During the campaign period, some of the recorded irregularities ranged from blocking candidate Kyagulanyi from freely addressing the electorate in some parts of Uganda. There were also concerns of excessive deployment of heavily armed overzealous uniformed men and militias with ammunitions, batons and tear gas that ended up beating journalists, shooting live bullets and abducting some dissenting voices.
For instance, by the end of the elections several opposition supporters and administrators had gone missing while others were incarcerated. Overwhelming monetisation of politics turned elections into auctions at all levels, contributing to record-breaking voter bribery and election fraud.
Hiring mobile goons, as it was the case in Gulu and Kampala, to terrorise peaceful assemblies killed freedom of assembly and participation a cardinal principle of democracy.
Abuse of power and manipulating public institutions into partisan political mobilization and denominating opposition candidates were all atrocities that eroded electoral integrity. Bold media entities were denied access to cover presidential candidate – an act besieging press freedoms and independent media, which is another key tenet of democracy.
The arrest of civil society player Sarah Bireete and the suspension of Chapter Four’s operations, among other Civil Society Organisations, left a vacuum in election scrutiny, accountability, transparency and human rights observation.
Prior to the polls, the internet was switched off, an act that violated citizens’ participation, civic engagements and suppressed freedom of expression and the right to information. The failure of biometric voter verification machines to operate culminated into lack of transparency, accuracy, efficiency and electoral integrity.

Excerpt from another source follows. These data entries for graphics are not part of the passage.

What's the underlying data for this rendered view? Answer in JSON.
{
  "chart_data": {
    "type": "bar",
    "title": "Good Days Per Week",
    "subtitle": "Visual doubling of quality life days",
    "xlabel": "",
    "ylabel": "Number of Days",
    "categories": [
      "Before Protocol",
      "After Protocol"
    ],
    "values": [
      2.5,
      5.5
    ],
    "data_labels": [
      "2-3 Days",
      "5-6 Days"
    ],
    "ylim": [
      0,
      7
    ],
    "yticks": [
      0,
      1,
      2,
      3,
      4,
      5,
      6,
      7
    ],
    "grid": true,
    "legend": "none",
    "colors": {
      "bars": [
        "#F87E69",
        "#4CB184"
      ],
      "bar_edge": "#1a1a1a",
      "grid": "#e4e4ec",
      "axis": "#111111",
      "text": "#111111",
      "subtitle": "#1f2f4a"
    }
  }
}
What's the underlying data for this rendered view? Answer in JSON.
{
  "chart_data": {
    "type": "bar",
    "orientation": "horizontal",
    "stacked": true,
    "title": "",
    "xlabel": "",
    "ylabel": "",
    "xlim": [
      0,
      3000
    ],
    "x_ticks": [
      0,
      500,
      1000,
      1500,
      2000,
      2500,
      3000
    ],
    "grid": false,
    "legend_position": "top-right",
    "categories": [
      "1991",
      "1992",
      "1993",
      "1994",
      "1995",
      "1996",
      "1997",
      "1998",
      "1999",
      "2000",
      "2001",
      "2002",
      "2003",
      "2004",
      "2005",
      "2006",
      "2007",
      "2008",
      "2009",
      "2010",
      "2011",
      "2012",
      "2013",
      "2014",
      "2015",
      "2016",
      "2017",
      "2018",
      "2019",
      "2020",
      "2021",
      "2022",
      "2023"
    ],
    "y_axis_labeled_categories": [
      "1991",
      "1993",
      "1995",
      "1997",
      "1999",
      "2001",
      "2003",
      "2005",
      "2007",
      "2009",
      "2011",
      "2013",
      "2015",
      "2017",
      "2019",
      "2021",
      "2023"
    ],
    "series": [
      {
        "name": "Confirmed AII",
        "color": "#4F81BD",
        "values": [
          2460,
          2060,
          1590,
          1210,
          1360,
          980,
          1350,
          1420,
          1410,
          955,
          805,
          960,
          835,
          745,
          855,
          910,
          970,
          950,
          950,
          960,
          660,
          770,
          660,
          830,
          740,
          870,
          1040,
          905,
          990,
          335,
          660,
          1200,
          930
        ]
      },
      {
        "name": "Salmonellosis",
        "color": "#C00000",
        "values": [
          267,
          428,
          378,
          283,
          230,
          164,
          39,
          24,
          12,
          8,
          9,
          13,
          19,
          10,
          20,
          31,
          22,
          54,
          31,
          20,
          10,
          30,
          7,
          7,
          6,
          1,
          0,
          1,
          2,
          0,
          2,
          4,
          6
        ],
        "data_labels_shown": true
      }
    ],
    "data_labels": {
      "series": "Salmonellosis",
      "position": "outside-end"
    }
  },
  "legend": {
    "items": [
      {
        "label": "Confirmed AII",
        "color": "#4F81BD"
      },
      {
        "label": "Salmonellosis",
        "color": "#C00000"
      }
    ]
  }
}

Ballot staffing, short changing results, abducting opposition polling agents with declaration forms all contributed to the electoral fraud and completely degraded democracy.
Despite all the unthinkable shortcomings, there are some scores for democracy to reckon. Among them is holding regular elections, as well as women and youth participation in political spaces. Following what has transpired throughout the election cycle and in Tanzania recently, the status of democracy in Africa is deteriorating – from a precarious authoritarian state to totalitarianism.
Lest we forget, bad elections in 1980 forced a young Yoweri Museveni to start an armed five-year rebellion against the Obote regime that similarly abused all tenets of democracy. Sadly, we have learnt nothing and forgotten nothing from history.
Fortunately, Uganda can still leverage on the 2016 Amama Mbabazi Vs Yoweri Museveni ruling, guiding the country to have electoral reforms that could perhaps end the underlined election malpractices to give democracy a chance to thrive.
If nations continue with this trend of election malpractices, it is only a matter of time before Uganda or any other country faces the same fate as Libya and Sudan.
The writer is a sustainable development analyst and political pundit.